K O Aley, J D Levine
Neuroscience 2002, 111 (2): 389-97
11983324
Mechanisms underlying neuropathic pain states are poorly understood. We have compared mechanisms mediating enhanced nociception of four established models of neuropathic pain produced by very different types of insults to the peripheral nervous system: streptozotocin-induced hyperalgesia, a model of diabetic (metabolic) peripheral neuropathy, vincristine-induced hyperalgesia, a model of chemotherapeutic agent (toxic) peripheral neuropathy, and chronic constriction injury and partial nerve ligation, models of trauma-induced painful neuropathies.
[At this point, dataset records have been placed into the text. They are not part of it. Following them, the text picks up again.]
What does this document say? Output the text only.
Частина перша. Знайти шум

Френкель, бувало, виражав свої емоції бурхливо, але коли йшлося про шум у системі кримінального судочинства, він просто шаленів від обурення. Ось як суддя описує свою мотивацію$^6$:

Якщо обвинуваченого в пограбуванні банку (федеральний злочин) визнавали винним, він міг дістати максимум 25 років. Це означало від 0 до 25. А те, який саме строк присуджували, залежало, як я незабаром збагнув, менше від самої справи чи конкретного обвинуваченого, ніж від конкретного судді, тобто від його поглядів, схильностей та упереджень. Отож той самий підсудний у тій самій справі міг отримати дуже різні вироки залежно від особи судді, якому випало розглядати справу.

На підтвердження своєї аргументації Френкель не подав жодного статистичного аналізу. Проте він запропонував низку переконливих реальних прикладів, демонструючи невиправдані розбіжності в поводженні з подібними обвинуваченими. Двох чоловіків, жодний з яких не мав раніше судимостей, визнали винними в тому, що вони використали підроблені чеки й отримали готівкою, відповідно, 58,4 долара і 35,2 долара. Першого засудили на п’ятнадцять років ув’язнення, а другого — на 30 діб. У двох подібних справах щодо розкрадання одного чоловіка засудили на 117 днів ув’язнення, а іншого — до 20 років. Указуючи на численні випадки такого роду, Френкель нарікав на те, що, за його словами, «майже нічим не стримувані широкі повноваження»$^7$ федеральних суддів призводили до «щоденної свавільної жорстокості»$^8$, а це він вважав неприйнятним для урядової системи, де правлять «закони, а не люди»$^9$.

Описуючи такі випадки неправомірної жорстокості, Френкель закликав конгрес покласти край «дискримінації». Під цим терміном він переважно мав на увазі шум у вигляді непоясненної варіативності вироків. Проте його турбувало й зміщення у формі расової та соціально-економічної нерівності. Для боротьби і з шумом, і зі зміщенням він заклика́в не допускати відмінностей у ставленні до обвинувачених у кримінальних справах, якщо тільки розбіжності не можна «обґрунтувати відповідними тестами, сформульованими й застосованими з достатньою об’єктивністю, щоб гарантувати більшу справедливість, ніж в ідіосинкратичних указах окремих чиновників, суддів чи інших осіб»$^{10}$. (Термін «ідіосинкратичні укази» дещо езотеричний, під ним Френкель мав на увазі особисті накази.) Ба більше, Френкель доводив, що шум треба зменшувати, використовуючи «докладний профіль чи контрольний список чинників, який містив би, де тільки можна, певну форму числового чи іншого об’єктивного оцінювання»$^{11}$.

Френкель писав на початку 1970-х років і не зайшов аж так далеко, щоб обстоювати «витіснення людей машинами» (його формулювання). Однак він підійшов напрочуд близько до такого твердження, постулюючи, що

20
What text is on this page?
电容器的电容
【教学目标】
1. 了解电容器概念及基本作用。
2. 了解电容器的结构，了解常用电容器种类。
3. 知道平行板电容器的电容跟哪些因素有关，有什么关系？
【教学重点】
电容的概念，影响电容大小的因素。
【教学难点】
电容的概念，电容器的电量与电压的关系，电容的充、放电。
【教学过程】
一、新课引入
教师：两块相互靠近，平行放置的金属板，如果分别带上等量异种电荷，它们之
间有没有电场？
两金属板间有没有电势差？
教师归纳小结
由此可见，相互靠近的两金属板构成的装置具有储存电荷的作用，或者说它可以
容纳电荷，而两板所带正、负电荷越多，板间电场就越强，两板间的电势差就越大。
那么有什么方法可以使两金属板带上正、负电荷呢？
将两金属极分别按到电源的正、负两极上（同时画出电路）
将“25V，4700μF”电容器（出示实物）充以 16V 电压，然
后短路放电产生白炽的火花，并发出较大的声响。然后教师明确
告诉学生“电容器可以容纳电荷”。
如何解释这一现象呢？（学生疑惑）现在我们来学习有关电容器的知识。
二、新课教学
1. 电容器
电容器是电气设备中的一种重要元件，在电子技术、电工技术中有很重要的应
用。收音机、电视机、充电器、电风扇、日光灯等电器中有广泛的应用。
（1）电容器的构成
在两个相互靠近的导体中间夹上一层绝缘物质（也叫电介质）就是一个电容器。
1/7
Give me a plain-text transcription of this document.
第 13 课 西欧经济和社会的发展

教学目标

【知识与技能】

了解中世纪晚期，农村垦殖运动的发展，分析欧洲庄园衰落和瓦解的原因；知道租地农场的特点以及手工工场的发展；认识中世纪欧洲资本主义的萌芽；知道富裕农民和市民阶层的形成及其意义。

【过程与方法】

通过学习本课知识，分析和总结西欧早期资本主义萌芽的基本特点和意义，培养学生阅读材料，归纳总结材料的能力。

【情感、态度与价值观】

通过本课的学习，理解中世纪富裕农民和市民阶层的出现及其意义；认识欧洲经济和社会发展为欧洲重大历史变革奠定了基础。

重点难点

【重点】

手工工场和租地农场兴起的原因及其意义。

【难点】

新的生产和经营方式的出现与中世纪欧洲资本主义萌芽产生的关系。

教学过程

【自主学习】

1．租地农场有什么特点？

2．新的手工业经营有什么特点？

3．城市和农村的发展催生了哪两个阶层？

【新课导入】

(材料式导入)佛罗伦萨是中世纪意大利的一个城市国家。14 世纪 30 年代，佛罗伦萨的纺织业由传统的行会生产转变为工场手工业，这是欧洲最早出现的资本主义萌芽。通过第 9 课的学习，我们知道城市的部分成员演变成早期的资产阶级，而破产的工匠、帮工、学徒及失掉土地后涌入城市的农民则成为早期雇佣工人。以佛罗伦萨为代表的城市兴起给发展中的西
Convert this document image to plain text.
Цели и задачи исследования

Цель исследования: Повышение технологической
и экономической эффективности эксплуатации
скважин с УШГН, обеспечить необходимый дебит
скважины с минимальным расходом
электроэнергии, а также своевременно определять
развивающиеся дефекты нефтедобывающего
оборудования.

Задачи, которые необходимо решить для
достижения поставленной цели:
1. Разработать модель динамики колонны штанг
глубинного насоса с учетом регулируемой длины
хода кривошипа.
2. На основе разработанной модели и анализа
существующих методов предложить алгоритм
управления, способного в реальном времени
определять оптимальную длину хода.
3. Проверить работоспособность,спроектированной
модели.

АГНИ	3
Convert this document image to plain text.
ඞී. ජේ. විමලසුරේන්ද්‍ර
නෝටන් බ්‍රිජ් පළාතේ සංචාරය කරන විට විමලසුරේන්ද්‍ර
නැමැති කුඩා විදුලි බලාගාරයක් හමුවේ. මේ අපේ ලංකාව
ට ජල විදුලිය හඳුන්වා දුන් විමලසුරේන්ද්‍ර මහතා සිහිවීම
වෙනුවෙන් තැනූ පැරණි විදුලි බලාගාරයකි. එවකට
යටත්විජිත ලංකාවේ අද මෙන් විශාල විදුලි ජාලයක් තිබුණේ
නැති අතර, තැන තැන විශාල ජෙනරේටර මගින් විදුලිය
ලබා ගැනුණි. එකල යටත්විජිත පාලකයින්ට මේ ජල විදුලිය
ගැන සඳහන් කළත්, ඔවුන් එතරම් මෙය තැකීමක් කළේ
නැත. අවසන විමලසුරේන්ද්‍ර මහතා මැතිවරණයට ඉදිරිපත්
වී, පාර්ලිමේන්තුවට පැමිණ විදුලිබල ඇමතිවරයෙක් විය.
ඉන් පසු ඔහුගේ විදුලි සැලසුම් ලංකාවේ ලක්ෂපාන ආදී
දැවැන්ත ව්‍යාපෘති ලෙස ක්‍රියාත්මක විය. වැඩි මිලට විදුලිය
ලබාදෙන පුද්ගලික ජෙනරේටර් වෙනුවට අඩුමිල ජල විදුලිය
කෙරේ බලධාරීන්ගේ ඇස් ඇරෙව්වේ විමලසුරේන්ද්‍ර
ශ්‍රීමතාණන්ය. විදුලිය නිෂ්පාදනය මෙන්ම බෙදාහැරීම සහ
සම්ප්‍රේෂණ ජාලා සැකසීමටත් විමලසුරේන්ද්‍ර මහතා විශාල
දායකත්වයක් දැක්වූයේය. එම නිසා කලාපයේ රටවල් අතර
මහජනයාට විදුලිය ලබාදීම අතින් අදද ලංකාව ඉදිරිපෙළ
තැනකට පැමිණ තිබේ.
All four models resulted in prolonged mechanical hyperalgesia (>30% decrease in mechanical nociceptive threshold) and allodynia (detected by 10-209-mN-intensity von Frey hairs). In vincristine- and streptozotocin-induced hyperalgesia, the protein kinase A, protein kinase C and nitric oxide second messenger pathways in the periphery contributed to the hyperalgesia, while N-methyl-D-aspartate (NMDA) receptor-mediated events were not detected. None of these second messengers nor the NMDA receptor, which can contribute to peripheral sensitization of nociceptors, contributed to chronic constriction injury- and partial nerve ligation-induced hyperalgesia. In all four models the hyperalgesia was not antagonized by peripheral administration of a mu-opioid agonist.Our findings support the presence of a common abnormality in second messenger signaling in the periphery to the maintenance of two very different models of non-traumatic neuropathic pain, not shared by models of trauma-induced neuropathic pain.